L’expertise du Maroc dans le domaine des énergies renouvelables pourrait constituer un axe potentiel de la coopération avec les partenaires africains qui souhaitent bénéficier de cette expertise, a affirmé, le 5 décembre à Diamniadio (près de Dakar), M. Said Moufti, directeur de recherche et coordinateur de programme d’études « relations extérieures du Maroc » à l’Institut Royal des Etudes Stratégiques (IRES).

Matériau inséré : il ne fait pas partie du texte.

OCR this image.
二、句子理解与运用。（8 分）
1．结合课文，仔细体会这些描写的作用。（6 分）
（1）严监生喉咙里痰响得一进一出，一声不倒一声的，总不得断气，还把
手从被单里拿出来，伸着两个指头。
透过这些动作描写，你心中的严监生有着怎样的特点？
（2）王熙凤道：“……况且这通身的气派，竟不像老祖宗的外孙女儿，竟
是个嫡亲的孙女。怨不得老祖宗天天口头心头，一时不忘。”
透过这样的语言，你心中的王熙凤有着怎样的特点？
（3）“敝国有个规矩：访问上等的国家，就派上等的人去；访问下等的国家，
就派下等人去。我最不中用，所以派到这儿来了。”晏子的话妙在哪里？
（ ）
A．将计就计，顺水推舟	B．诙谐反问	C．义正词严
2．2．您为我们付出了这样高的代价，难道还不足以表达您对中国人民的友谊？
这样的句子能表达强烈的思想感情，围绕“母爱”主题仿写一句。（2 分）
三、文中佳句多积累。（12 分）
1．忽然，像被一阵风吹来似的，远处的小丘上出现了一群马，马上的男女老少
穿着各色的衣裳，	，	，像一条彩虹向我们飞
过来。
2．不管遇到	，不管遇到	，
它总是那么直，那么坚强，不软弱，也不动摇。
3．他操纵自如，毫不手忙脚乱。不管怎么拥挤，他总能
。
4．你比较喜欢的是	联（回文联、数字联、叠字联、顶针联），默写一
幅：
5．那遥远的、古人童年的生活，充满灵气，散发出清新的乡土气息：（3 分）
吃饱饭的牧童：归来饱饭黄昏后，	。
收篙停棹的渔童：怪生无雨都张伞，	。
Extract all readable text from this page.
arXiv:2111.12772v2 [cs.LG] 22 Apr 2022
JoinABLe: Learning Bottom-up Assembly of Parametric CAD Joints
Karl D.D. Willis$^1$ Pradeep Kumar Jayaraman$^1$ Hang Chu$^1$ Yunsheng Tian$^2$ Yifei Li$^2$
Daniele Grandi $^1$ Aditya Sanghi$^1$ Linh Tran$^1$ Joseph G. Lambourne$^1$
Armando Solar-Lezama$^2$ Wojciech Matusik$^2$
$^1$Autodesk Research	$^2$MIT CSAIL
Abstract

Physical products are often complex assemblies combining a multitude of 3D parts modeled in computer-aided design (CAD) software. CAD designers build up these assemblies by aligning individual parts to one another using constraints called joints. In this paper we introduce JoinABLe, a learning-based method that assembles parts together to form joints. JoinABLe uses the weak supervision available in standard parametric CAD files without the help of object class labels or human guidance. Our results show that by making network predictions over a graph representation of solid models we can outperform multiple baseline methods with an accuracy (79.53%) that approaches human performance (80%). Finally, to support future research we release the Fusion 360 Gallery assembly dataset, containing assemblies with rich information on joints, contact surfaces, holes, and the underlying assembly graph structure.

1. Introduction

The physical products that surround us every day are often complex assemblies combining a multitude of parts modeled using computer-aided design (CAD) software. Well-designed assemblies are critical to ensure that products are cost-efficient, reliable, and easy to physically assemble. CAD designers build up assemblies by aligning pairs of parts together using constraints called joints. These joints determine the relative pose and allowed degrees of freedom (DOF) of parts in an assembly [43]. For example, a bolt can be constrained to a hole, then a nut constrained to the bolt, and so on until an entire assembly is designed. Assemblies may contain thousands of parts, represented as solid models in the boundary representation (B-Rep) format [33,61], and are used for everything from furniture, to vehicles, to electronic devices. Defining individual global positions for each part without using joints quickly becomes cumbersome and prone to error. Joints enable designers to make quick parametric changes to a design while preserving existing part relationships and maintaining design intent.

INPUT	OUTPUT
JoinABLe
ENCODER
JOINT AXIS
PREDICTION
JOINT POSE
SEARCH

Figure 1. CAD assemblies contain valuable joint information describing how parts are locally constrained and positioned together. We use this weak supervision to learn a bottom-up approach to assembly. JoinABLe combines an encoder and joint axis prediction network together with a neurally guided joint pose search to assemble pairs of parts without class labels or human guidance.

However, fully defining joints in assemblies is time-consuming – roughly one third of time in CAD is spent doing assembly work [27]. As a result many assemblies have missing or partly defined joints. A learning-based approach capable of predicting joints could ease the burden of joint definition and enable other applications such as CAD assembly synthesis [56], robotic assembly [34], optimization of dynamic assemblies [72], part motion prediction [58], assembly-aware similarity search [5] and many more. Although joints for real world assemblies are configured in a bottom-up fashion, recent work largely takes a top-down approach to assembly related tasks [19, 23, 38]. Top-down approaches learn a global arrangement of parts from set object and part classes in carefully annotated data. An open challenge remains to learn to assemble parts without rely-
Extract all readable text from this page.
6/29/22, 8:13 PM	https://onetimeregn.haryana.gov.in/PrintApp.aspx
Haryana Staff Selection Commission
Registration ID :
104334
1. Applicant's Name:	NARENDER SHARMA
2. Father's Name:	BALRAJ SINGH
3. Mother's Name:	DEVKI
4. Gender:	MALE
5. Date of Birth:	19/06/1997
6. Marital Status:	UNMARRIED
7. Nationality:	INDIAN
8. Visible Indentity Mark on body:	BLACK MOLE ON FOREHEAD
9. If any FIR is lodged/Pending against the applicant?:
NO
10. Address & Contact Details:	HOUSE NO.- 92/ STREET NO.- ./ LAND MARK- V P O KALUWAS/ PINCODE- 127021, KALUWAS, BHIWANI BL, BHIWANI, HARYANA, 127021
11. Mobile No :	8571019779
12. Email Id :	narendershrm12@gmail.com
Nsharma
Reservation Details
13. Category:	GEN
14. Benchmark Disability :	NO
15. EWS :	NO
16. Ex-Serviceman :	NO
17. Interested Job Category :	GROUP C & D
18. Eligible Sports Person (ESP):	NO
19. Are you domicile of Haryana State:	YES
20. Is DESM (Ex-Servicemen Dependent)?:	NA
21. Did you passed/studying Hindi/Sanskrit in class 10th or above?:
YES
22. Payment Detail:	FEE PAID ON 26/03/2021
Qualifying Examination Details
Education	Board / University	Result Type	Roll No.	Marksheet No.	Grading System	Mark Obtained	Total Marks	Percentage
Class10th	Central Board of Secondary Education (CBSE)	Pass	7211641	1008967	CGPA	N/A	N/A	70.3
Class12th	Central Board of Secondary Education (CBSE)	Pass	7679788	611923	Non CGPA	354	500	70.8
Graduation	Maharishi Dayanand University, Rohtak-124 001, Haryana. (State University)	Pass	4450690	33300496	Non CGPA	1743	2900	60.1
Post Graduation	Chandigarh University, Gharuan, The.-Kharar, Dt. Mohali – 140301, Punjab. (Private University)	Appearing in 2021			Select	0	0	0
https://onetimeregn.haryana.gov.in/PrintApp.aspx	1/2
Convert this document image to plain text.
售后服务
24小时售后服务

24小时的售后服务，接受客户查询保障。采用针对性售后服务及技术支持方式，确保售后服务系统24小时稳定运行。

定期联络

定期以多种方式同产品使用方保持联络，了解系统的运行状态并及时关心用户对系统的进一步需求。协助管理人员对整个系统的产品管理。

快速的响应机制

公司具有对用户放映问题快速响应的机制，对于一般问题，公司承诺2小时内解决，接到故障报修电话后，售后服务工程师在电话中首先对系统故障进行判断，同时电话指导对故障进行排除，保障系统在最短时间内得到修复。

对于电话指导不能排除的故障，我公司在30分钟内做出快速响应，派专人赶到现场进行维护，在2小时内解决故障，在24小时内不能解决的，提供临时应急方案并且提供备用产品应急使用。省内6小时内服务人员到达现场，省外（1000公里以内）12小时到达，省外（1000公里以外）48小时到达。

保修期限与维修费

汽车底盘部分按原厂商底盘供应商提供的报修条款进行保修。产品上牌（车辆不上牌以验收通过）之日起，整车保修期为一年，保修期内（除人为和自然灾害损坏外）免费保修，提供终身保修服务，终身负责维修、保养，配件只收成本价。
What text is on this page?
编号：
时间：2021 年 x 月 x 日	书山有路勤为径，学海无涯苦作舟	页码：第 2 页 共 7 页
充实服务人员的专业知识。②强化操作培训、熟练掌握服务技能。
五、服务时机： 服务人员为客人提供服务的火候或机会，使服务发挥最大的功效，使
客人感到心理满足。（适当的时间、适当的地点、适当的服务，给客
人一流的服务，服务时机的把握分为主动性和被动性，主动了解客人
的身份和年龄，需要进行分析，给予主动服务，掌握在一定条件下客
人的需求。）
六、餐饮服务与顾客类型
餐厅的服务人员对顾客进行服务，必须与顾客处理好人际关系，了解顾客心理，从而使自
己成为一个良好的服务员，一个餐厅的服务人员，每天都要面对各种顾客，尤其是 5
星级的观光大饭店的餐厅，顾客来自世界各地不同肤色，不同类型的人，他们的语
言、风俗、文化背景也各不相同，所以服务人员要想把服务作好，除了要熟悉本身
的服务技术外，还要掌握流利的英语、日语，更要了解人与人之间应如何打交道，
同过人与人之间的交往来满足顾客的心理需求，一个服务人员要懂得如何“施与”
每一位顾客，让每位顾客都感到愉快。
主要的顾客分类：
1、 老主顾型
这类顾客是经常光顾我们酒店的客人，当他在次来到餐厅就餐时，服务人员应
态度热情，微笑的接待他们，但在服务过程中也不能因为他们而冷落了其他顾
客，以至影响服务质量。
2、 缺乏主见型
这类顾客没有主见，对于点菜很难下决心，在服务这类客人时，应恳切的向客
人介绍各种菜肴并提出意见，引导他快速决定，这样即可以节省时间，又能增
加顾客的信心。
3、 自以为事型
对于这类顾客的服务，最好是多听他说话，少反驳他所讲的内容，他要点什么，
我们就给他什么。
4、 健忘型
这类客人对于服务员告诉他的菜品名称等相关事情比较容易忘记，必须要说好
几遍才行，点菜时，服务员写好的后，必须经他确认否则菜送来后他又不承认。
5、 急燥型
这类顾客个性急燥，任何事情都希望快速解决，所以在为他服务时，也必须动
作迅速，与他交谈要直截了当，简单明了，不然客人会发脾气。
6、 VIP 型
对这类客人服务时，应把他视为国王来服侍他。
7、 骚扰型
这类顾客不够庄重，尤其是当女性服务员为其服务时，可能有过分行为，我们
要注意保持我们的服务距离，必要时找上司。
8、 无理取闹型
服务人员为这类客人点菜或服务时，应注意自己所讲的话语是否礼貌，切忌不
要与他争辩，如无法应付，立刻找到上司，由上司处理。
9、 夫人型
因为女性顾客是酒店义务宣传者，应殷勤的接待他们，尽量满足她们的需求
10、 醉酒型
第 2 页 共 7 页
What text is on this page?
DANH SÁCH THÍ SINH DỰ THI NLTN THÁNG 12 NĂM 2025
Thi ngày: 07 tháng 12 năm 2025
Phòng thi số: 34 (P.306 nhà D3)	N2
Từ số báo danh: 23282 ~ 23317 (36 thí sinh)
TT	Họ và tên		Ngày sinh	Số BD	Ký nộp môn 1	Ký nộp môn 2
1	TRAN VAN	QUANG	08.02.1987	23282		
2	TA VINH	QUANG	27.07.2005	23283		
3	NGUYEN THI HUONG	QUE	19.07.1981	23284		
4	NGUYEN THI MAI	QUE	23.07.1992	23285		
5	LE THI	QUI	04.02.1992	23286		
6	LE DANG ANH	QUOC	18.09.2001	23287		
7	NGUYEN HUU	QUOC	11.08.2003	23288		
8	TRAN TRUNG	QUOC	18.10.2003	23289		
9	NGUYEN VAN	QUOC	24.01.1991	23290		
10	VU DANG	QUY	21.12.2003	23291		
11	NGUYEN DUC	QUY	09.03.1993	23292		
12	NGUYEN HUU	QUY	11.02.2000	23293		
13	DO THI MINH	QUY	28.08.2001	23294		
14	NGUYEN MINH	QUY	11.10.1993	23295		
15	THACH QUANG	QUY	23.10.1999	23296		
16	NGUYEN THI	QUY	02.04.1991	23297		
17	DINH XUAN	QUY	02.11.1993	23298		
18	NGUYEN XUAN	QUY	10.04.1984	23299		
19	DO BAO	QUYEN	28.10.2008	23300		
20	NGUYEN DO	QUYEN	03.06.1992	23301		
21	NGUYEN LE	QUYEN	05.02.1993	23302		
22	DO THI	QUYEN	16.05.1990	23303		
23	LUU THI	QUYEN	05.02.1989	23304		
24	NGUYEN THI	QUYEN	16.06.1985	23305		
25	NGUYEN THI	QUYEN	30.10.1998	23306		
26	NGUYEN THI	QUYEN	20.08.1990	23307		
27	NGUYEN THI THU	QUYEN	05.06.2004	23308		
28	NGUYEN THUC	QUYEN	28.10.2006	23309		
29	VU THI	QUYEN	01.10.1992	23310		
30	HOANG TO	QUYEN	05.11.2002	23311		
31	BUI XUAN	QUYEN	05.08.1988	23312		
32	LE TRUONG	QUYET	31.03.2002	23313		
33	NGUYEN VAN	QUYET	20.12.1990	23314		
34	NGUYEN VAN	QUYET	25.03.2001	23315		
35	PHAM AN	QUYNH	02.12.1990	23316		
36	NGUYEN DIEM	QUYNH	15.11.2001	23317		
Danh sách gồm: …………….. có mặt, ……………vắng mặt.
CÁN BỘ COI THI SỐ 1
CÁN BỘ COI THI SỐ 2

« L’expertise que le Maroc est en train d’acquérir dans le domaine des énergies renouvelables, notamment le solaire, pourrait constituer un axe potentiel de la coopération avec les partenaires africains qui souhaitent bénéficier de cette expertise », a-t-il dit, lors de son intervention dans un panel tenu dans le cadre de la 3è édition du Forum international de Dakar sur la paix et la sécurité en Afrique, sous le thème « répondre aux menaces environnementales et humanitaires : quelles politiques ? ».
« Le Royaume, qui attache une grande importance au renforcement de ses liens de coopération avec les partenaires africains, est activement engagé en faveur du développement de l’Afrique, comme en témoigne sa contribution à la mise en œuvre de projets d’électrification du monde rural au profit des pays partenaires de notre continent, de renforcement des capacités dans le domaine agricole et sanitaire et l’accompagnement des partenaires en matière de mise en place de projets de développement socio-économique, en s’appuyant sur l’expérience de l’Initiative natioale du développement humain », a-t-il dit.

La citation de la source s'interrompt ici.